"Sure, you can speak of the benefits of breast-feeding," explains Dr. Gartner. "But it's really just as accurate -- maybe more accurate -- to speak of the risks of formula-feeding. Unfortunately, the large volume of medical literature we now have that demonstrates this is written from the perspective of proving the 'advantages' of breast-feeding -- as if formula-feeding were the gold standard. But when you read the literature the other way around -- as it should be read, really -- the results are rather startling."

These "startling" results were crystallized in the AAP's exhaustively researched 1998 Policy Statement on Breast-feeding and the Use of Human Milk. For the first time, parents can easily access a readable, comprehensive overview of all the most current medical literature related to infant feeding. Summarizing the results of their study, the AAP Policy Statement notes that infants who are not breast-fed "in the United States, Canada, Europe, and other developed countries, among predominantly middle-class populations" see an increased incidence and severity of such diseases as diarrhea (a malady from which approximately 500 American children aged 4 and under lose their lives each year), lower respiratory infection, otitis media (ear infections), bacteremia, bacterial meningitis, botulism, urinary tract infection, and necrotizing enterocolitis. The AAP goes on to say that a number of studies now indicate that breast milk may lower babies' risk for sudden infant death syndrome, insulin-dependent diabetes mellitus, Crohn's disease, ulcerative colitis, lymphoma (cancer), allergic diseases, and other chronic digestive diseases.

"More than 1,000 childhood deaths per year in the United States could be prevented through breast-feeding," says Dr. Allan Cunningham, associate professor of pediatrics at the State University of New York Health Science Center, Syracuse and the author of scholarly articles on the mortality risks of bottle-fed babies in the United States. "This includes infants who die from a wide variety of illnesses such as diarrheal diseases like rotavirus, as well as pneumonia and bacterial meningitis. Although the 'Back to Sleep' campaign has made a large dent in the number of babies who die each year from crib death, my estimate is that you roughly double the statistical risk of a baby dying of SIDS if you formula-feed. This is something parents just aren't made aware of."

Dr. Cunningham has published research in leading pediatric journals indicating that for every 1,000 bottle-fed infants in the United States, 77 hospital admissions would result. The comparable figure for breast-fed infants was determined to be five hospital admissions. And Naomi Baumslag, M.D., MPH and Dia Michels note in their book, "Milk, Money and Madness" (Bergin and Garvey, 1995): "Even where bacterial contamination can be minimized, the risks of bottle-feeding are not inconsequential. Bottle-fed infants raised by educated women in clean environments, to this day, have significantly greater rates of illness and even death ... In a study that analyzed hospitalization patterns for a homogeneous, middle-class, white American population, bottle-fed infants were 14 times more likely to be hospitalized than breast-fed infants."

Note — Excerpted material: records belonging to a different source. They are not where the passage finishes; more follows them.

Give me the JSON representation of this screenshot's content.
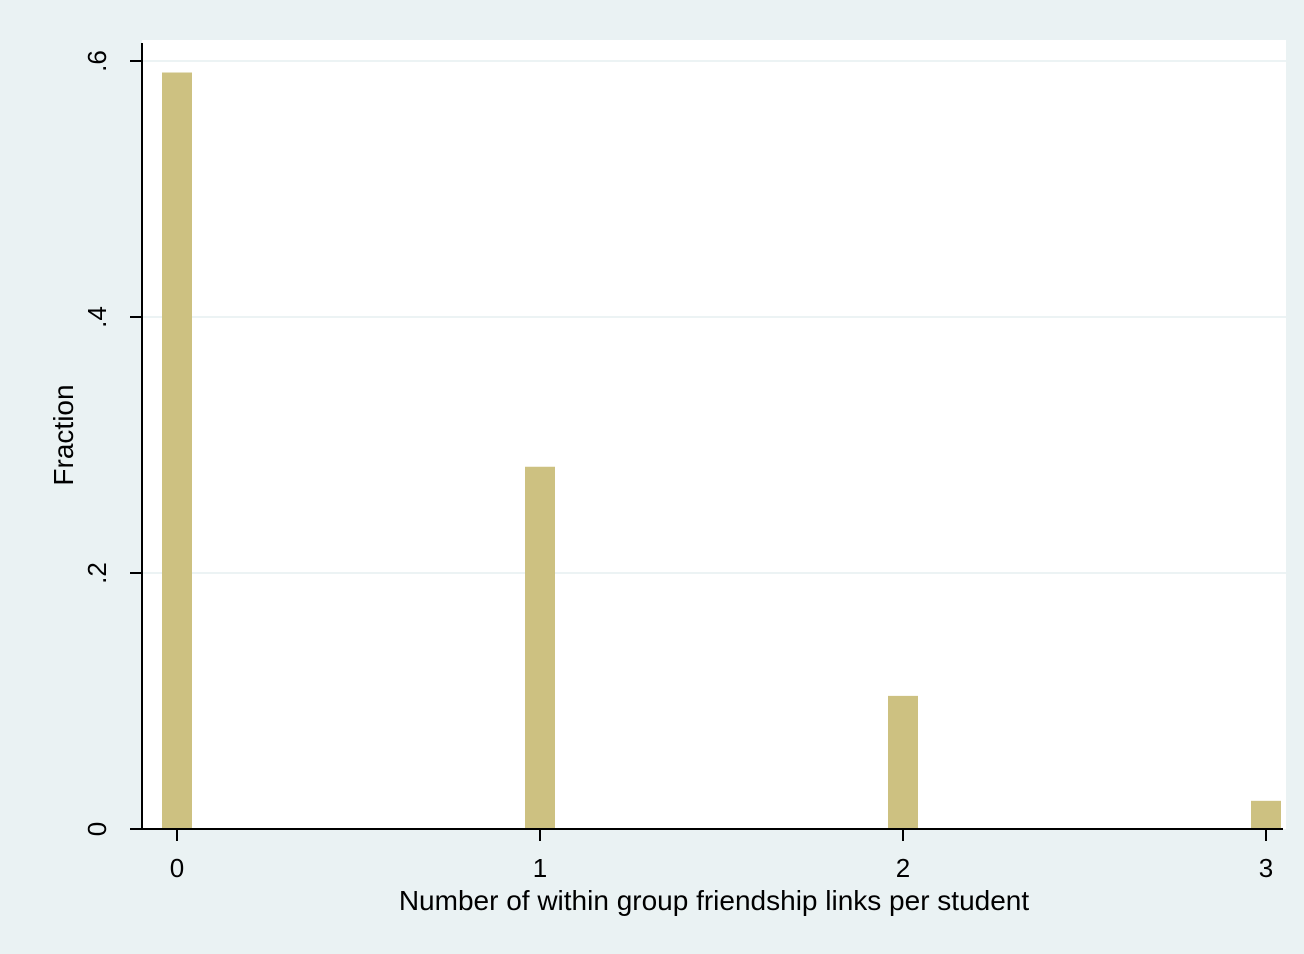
{
  "chart_data": {
    "type": "bar",
    "title": "",
    "xlabel": "Number of within group friendship links per student",
    "ylabel": "Fraction",
    "x": [
      0,
      1,
      2,
      3
    ],
    "values": [
      0.591,
      0.283,
      0.104,
      0.022
    ],
    "xlim": [
      -0.1,
      3.05
    ],
    "ylim": [
      0,
      0.62
    ],
    "xticks": [
      0,
      1,
      2,
      3
    ],
    "xtick_labels": [
      "0",
      "1",
      "2",
      "3"
    ],
    "yticks": [
      0,
      0.2,
      0.4,
      0.6
    ],
    "ytick_labels": [
      "0",
      ".2",
      ".4",
      ".6"
    ],
    "grid": "horizontal",
    "legend": "none",
    "colors": {
      "background": "#eaf2f3",
      "plot_area": "#ffffff",
      "bar": "#cdc181",
      "gridline": "#e6eff0",
      "axis": "#000000"
    }
  }
}
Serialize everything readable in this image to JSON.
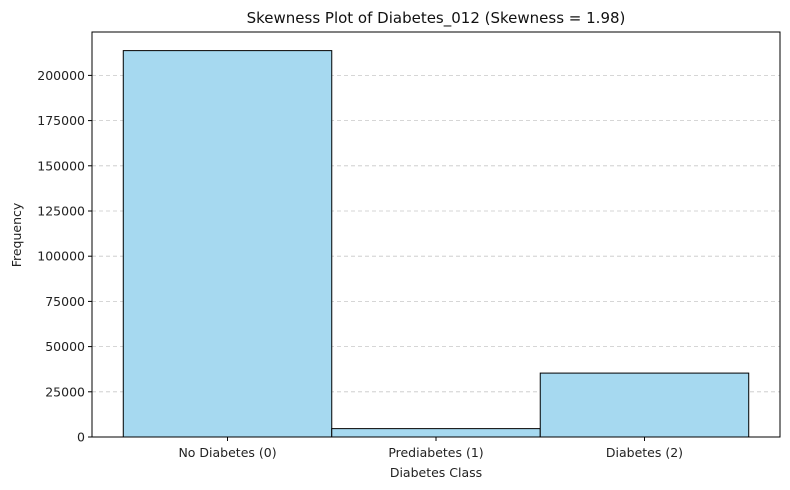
{
  "chart_data": {
    "type": "bar",
    "title": "Skewness Plot of Diabetes_012 (Skewness = 1.98)",
    "xlabel": "Diabetes Class",
    "ylabel": "Frequency",
    "categories": [
      "No Diabetes (0)",
      "Prediabetes (1)",
      "Diabetes (2)"
    ],
    "values": [
      213703,
      4631,
      35346
    ],
    "ylim": [
      0,
      224000
    ],
    "yticks": [
      0,
      25000,
      50000,
      75000,
      100000,
      125000,
      150000,
      175000,
      200000
    ],
    "grid": "y-dashed",
    "colors": {
      "bar_fill": "#a6d9f0",
      "bar_edge": "#000000",
      "grid": "#c8c8c8"
    }
  }
}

A May 1995 study reported in the Journal of Pediatrics, "Differences in Morbidity Between Breast-fed and Formula-fed Infants," examined "whether breast-feeding is protective against infection in relatively affluent populations." The study followed two groups of babies, each of whom was either breast-fed or formula-fed exclusively for the entire first year of life. The babies were matched for characteristics such as birth weight and parental socioeconomic status, and the study was controlled for the use of daycare. The results of this research revealed that, in the first year of life, the incidence of diarrheal illness among formula-fed infants was twice that of breast-fed infants and the number of prolonged ear infections (more than ten days in duration) was 80% higher in formula-fed infants. Breast-fed infants experienced 19% fewer ear infections overall.

In a study reported in the April 1999 issue of Pediatrics, researchers looked at the frequency of only three illnesses during the first year of life: lower respiratory tract illnesses, otitis media, and gastrointestinal illness. Infants in the study were healthy at birth and were classified as never breast-fed, partially breast-fed, or exclusively breast-fed, based on their mother's feeding choice during the first three months of life. According to the study's authors, "Frequency of office visits and hospitalizations for the three illnesses was adjusted for maternal education and maternal smoking, using analysis of variance." The results of the research revealed that there were 2,033 excess office visits, 212 excess days of hospitalization and 609 excess prescriptions for these three illnesses alone per 1,000 bottle-fed infants compared with 1,000 exclusively breast-fed infants.

To Dr. Dettwyler, more familiar illnesses, such as ear infections, represent an important aspect of the risks of formula-feeding which shouldn't be overlooked. "In this country we have just become accustomed to repeated ear infections in our babies. Although we can treat these problems with antibiotics, we should be asking ourselves how this affects our babies' quality of life," says Dettwyler.

Dr. Wight agrees. "We are accepting as normal, abnormal amounts of unnecessary illnesses such as otitis media, lower respiratory illness, gastroenteritis, diabetes and allergies, among others."